Cuando entre el siglo V y IV antes de nuestra era las ciudades griegas enfrentaron al Imperio Persa, y lo derrotaron, se definió la prevalencia del Occidente. Fue la lucha entre la razón y el oscurantismo, entre la democracia y el despotismo, entre la libertad y la obediencia.

Filosofía e imperio se aunaron en una genealogía docente que va de Sócrates a Platón, a Aristóteles, y Alejandro Magno. Alejandro aniquiló el Imperio Persa, garantizando el predominio de Occidente sobre Oriente durante más de mil años, hasta que el Imperio Otomano llegó a las puertas de Viena.

Y es precisamente en ese momento, en el siglo XVI, cuando Europa renació y recuperó la guía de la razón que los atenienses habían establecido dos milenios antes y el mundo asiste a un desarrollo inimaginable en tiempo alguno pretérito. Este proceso que comenzó hace cinco siglos y que conocemos con el nombre de modernidad, tiene una expresión política, comercial y militar que hoy denominamos globalización.
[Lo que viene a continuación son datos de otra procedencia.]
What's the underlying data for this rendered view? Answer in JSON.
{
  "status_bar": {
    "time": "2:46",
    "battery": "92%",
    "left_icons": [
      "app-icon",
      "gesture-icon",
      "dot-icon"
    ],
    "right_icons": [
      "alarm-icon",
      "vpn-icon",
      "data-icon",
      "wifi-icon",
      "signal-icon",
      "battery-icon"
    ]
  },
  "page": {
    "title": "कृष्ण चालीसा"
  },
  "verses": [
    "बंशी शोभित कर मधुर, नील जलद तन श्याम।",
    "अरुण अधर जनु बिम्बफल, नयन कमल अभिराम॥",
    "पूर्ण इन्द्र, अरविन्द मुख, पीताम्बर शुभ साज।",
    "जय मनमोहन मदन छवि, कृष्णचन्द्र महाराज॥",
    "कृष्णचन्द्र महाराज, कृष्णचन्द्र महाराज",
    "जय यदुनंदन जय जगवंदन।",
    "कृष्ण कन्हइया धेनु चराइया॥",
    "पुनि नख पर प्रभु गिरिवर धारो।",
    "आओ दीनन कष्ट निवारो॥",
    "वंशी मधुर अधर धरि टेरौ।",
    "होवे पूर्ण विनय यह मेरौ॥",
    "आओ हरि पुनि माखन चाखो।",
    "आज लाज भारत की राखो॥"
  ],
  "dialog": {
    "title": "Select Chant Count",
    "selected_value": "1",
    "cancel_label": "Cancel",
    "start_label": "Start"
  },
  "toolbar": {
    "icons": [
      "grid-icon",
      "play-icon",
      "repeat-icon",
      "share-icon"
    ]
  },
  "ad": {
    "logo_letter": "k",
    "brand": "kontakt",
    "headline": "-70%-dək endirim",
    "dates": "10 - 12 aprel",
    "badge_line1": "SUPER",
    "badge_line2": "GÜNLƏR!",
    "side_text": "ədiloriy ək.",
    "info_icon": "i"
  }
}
Un proceso variopinto donde coexisten los mayores logros científicos con millones de seres humanos sumidos en la miseria, la prevalencia de la democracia con ataques del fundamentalismo, el autoritarismo, el obscurantismo y el populismo.

Los mismos populistas que lograron condenar a Sócrates al inicio de este proceso, hoy logran dirigir políticamente a potencias mundiales y sociedades en desarrollo. El peligro no solo viene del oriente musulmán, sino del seno de nuestros sociedades. La lucha es porque la libertad derrote a la obediencia, en el mundo y nuestro país.